Riding along with approved paramedic-preceptors on ambulances and rescue units, Baile and his peers learned firsthand what it looked like to be paramedics.

But these descriptions are misleading, failing to convey just how much work is required. In addition to learning advanced medical procedures, paramedics are highly educated in topics such as anatomy and physiology, cardiology and medication dosage — allowing them to, in Hazime’s words, “literally bring the emergency room into people’s homes or other emergency scene.”
“The most difficult thing for a lot of us to remember was drugs and drug doses,” Baile said, adding that accounting for 50-plus medications and their counter-indications was a massive challenge. As of

Aug. 31, Baile had successfully passed his national registry computer test, allowing him to begin his shift officially as a paramedic.

Hazime said that the commitment to study amounted to a significant sacrifice — not only for the men themselves, but for their family and their coworkers. Time away from spouses and children, not to mention the back-filling VVFD needed to do to take up the slack created by the men’s absence, took its toll.
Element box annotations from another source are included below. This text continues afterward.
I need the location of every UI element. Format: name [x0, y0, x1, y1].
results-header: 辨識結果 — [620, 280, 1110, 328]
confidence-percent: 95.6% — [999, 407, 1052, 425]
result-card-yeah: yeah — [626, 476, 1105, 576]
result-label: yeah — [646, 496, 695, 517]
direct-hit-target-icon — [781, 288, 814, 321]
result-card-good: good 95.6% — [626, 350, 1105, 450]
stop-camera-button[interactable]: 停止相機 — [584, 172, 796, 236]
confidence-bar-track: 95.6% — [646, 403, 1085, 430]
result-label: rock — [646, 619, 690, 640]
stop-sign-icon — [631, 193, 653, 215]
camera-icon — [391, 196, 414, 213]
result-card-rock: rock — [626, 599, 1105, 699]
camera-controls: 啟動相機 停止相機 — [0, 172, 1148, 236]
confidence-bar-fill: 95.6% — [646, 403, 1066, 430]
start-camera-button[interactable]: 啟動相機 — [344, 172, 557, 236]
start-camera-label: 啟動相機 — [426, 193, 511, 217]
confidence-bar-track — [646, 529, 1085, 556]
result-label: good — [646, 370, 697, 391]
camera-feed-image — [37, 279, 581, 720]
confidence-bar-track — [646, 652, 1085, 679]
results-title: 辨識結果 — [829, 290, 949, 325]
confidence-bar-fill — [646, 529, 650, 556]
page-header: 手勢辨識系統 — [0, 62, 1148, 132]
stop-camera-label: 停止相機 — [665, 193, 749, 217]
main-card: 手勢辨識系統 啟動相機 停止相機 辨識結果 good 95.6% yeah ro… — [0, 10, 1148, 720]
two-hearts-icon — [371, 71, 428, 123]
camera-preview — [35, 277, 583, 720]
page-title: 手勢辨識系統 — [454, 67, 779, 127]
“It was a lot of off-duty studying and on-duty studying,” Hazime said. “They had to stay on track with the curriculum; they couldn’t get lackadaisical. Once they committed to the course, they were engaged …. Their accomplishment will add to our level of medic skills we currently provide to our community.”

In other VVFD news, the weekend of Aug. 6 and 7 saw the reserve academy completed, resulting in Tyrone Bell and Andrew Peterson’s shift qualification.

“The rest of the reserves are still working towards becoming shift qualified,” Hazime stated. “A big thank you to Captain Shaun McCallum and all the firefighters who put in lot of time to make sure this academy was a success.”